O presidente Nicolás Maduro quer que a nova Assembleia Constituinte crie uma constituição que acabe "com a corrupção e a burocracia", mas a oposição acha que é a consolidação de uma ditadura.

Hoje é o dia em que se inicia a campanha para o escrutínio de 30 de julho, quando serão eleitos os 545 membros da Assembleia Constituinte (AC) promovida pelo Presidente venezuelano Nicolás Maduro. O Conselho Nacional Eleitoral da Venezuela admitiu 6.120 candidaturas que concorrem aos 545 lugares disponíveis, 364 deles a nível territorial.
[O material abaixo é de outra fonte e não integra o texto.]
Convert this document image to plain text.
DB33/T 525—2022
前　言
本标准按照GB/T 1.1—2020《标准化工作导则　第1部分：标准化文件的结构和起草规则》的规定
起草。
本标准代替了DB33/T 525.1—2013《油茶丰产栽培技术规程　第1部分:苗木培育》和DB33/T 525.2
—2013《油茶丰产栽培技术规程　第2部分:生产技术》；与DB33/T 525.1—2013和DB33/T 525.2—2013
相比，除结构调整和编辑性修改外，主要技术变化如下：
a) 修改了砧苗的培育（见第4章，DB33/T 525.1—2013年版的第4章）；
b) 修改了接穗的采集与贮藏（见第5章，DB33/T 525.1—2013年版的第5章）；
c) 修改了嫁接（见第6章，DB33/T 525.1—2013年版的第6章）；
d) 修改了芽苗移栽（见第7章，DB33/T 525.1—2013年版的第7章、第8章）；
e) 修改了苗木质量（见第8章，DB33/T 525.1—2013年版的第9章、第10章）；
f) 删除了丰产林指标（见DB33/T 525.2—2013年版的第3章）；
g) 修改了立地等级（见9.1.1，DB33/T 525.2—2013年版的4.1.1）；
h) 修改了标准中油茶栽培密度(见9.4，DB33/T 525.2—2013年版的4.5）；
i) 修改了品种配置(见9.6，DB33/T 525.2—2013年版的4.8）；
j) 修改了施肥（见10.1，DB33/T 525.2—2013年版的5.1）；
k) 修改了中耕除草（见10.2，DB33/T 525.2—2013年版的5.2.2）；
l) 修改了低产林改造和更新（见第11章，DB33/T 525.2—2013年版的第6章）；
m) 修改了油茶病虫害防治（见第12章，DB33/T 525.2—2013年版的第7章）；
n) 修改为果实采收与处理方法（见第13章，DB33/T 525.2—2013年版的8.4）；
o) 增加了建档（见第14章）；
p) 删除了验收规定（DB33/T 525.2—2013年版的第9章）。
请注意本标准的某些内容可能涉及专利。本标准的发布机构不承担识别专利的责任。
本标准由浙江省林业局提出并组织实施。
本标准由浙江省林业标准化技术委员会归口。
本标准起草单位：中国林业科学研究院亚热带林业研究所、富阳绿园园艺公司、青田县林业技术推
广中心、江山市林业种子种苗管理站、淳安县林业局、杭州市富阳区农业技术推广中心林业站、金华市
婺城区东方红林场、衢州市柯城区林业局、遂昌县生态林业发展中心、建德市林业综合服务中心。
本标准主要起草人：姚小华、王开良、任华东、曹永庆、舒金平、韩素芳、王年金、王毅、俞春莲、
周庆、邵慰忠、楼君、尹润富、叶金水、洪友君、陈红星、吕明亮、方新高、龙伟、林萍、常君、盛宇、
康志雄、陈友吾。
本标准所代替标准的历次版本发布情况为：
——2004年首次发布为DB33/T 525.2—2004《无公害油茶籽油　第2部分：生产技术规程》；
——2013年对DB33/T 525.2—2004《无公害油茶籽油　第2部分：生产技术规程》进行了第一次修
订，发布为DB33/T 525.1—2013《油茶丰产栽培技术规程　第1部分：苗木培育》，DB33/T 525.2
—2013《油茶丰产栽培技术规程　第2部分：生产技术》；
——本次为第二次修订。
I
Para o Presidente Nicolás Maduro, a Assembleia Constituinte vai redigir uma nova Carta Magna, que deverá traduzir um “grande diálogo nacional e social, acabar com a corrupção e a burocracia, e centrada em ganhar a paz e isolar os violentos”.

A nova Constituição deverá determinar a manutenção dos programas sociais conhecidos como “missões” criadas pelo falecido líder socialista Hugo Chávez, antecessor de Maduro, em matéria de habitação social, educação, saúde e cultura. Os eleitos deverão promover novas formas de democracia participativa, e a democracia direta no social e político, além de dar valor constitucional às comunas e conselhos comunais.

A oposição, organizada na aliança Mesa de Unidade Democrática (MUD), acusa o Governo de avançar com um processo “fraudulento” e reclama que não houve consulta popular sobre as bases.

A MUD alega ainda que o regime pretende usar a Assembleia Constituinte para concluir a instauração de uma ditadura, acabar com a divisão e autonomia de poderes e perseguir os dissidentes.

A convocatória para a eleição de uma Assembleia Constituinte, feita no passado dia 01 de maio pelo Presidente Nicolás Maduro, intensificou as manifestações da oposição que desde abril último se registam no país depois de o Supremo Tribunal de Justiça divulgar duas sentenças que limitavam a imunidade parlamentar e em que aquele organismo assumia as funções do parlamento. Pelo menos 91 pessoas foram assassinadas durante os protestos.